Tungdil only grinned and pointed to the wood on their left. It had to be the easternmost point of landur, or at least it was composed of the same trees that grew in the elf groves. “It’s time for a break.”
/> He had the troop stop in the cool shade and rest a while. Even if the children of the Smith regularly did guard duty on the surface, a long march such as this was unusual for most of them.
Ireheart left Goda to keep watch. When they had moved away from her, he took up the thread once more. “You are right, Scholar,” he sighed. “It makes me happy to see her. And I am dreading the day when she leaves.”
“You will have her with you for a long time yet. It will take cycles for a good warrior-girl to be trained.” Tungdil winked, but then he grew serious. “You’ve really fallen for her.”
Boïndil sat down, one hand on his weapon. “It’s crazy, isn’t it? My heart is on fire. It was her that re-awoke my lust for fighting. And I know that it can’t go anywhere. I killed a relative of hers. Goda will never see me any other way. She will hate me. I can sense it, even though she hides her true feelings.”

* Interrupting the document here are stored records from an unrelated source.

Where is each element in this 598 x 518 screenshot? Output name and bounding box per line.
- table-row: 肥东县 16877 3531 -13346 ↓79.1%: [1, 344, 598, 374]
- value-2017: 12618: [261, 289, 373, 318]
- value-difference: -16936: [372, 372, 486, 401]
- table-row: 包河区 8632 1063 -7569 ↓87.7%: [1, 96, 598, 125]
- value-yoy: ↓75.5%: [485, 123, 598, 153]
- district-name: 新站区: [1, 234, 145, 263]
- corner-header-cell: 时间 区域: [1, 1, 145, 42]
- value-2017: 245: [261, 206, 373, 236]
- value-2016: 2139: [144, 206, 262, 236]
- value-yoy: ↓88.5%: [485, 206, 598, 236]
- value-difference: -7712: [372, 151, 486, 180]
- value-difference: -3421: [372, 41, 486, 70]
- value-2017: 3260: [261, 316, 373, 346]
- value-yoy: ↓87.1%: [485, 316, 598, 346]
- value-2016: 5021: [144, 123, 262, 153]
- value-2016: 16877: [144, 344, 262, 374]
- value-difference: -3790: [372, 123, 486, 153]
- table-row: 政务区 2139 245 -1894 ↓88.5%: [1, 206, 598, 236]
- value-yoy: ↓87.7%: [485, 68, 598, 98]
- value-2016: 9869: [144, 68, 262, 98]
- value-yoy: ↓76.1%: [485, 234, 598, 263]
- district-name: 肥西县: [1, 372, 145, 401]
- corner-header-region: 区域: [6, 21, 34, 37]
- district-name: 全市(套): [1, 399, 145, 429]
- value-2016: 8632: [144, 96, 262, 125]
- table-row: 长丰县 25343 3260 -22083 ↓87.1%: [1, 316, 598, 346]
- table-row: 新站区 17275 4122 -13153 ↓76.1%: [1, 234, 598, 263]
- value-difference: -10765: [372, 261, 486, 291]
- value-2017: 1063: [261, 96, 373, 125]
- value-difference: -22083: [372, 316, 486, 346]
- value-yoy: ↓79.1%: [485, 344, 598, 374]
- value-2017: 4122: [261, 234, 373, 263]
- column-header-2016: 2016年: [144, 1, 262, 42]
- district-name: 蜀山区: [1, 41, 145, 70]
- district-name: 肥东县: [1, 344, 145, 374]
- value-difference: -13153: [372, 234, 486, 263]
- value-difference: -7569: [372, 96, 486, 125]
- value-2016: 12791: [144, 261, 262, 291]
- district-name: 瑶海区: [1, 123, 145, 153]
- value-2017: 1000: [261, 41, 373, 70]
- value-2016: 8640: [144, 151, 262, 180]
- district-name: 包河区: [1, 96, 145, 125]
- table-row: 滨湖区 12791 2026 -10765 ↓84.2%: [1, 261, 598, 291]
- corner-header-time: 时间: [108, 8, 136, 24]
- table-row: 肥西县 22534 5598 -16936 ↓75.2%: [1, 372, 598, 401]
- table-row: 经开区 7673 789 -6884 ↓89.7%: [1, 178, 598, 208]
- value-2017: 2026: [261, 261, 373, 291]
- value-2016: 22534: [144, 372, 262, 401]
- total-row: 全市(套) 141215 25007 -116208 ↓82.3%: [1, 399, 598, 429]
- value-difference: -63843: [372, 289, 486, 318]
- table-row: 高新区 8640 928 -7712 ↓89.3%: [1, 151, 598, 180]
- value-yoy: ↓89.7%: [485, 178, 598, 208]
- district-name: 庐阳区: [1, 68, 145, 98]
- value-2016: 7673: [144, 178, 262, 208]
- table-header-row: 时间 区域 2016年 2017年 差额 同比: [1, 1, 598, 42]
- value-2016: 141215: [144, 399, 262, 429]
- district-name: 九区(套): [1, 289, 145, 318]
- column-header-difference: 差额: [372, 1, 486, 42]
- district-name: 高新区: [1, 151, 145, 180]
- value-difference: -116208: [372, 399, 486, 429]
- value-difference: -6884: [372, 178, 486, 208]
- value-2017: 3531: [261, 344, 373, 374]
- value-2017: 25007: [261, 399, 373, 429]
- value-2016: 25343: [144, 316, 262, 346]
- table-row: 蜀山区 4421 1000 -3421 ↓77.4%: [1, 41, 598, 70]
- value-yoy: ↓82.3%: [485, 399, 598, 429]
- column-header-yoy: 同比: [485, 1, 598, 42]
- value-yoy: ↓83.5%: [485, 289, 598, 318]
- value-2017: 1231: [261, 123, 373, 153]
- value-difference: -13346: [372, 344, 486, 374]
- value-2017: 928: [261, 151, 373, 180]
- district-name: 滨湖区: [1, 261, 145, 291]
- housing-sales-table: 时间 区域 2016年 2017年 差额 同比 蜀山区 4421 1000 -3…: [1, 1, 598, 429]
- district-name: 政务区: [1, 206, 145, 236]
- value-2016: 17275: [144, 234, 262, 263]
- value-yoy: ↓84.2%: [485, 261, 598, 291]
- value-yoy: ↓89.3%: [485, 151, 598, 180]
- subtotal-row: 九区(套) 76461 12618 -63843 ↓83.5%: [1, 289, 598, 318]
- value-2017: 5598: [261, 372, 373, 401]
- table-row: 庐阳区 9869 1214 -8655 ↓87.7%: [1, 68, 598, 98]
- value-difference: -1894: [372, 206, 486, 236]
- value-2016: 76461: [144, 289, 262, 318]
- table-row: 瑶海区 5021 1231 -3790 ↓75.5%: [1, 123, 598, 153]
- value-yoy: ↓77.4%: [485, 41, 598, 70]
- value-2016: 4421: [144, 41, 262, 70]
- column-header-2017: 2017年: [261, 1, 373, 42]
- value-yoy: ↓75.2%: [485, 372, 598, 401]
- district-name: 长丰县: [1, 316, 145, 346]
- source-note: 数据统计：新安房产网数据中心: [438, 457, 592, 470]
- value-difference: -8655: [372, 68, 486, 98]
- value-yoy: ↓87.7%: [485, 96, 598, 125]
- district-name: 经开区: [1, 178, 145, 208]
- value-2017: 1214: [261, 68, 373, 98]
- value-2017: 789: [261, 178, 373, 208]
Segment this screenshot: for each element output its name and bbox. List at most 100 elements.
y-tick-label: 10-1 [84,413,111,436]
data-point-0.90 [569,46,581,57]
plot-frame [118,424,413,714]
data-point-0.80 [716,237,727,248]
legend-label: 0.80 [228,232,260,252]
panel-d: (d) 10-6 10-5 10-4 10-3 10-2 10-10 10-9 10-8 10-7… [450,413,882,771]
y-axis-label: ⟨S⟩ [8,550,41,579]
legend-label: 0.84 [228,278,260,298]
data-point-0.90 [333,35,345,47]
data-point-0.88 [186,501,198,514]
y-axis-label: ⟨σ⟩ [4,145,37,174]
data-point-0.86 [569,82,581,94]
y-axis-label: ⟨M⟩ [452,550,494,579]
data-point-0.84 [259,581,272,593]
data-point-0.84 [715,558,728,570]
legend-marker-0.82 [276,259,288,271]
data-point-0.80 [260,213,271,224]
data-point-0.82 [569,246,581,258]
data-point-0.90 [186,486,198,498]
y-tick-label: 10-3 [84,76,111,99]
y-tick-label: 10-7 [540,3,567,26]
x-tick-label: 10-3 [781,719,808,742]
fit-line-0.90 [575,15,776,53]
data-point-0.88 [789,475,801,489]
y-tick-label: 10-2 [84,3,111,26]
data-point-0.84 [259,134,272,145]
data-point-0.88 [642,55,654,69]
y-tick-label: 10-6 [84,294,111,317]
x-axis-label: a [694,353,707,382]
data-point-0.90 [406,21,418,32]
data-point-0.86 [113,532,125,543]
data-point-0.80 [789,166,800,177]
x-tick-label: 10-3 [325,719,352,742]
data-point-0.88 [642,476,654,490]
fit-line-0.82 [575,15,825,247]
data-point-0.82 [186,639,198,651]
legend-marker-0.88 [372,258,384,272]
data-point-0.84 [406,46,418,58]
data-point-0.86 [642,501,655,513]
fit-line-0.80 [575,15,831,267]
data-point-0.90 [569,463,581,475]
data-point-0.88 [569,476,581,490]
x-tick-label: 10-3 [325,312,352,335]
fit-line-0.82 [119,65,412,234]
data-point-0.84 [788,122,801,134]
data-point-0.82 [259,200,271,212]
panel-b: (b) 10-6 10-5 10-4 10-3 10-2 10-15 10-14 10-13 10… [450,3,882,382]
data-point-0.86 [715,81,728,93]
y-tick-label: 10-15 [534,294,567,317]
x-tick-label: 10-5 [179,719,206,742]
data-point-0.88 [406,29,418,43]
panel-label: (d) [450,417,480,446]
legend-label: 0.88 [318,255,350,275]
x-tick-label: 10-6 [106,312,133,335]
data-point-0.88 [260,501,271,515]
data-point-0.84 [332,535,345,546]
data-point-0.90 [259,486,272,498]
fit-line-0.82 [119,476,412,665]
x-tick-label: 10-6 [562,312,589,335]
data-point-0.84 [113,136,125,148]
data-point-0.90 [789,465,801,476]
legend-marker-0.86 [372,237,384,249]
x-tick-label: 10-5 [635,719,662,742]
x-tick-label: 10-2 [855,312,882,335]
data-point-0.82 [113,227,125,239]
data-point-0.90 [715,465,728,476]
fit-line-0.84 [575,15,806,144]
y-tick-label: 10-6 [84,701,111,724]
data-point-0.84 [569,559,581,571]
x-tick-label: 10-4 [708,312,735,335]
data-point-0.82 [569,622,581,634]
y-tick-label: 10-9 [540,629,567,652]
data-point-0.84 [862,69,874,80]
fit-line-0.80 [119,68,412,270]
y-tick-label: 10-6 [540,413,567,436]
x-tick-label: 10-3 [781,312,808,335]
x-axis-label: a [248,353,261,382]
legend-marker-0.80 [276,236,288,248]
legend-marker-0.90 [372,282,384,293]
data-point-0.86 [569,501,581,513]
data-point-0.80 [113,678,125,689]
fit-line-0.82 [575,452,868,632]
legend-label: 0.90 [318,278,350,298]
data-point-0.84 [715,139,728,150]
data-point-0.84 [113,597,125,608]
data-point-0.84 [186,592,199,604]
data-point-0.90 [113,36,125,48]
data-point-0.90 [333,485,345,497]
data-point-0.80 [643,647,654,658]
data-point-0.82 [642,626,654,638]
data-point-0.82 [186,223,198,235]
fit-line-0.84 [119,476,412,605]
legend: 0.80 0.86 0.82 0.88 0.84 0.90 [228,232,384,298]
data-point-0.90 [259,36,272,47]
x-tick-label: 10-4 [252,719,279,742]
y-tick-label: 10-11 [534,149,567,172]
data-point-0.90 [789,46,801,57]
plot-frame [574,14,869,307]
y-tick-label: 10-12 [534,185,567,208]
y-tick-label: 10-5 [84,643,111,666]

Tungdil thought back to the conversation with Balyndis. He did not tell his friend that Goda had originally arrived with the intention of killing him. Now would not be a good time to tell him that. Instead he said, “I wouldn’t be so sure.”
“Oh, do you think she likes me? After I murdered her grandma?”
“You’ll have to find out.”
“Do you know how long it’s been since I courted a dwarf-girl, Scholar?” Ireheart gave a helpless sigh.
“Somebody told me that you have to rub them with their favorite cheese and then spin them round four times to win their heart,” laughed Tungdil, citing the not entirely serious advice the twin-dwarf had once given him. “But really—just be yourself.” Those had been Boëndal’s words of wisdom. “She’s a thirdling. She has no clan, no family. That should make it easier for you. You don’t have to impress or convince anybody else.”
He thought back ruefully to when he had first spoken to the father of Balyndis. He had been rejected out of hand, but in the end she had remained resolute and had left husband and clan for his sake and for their love. Now the bond between them was breaking, and the recriminations that he leveled at himself could not be dismissed. He felt he had betrayed her, but knew they could no longer live as man and wife.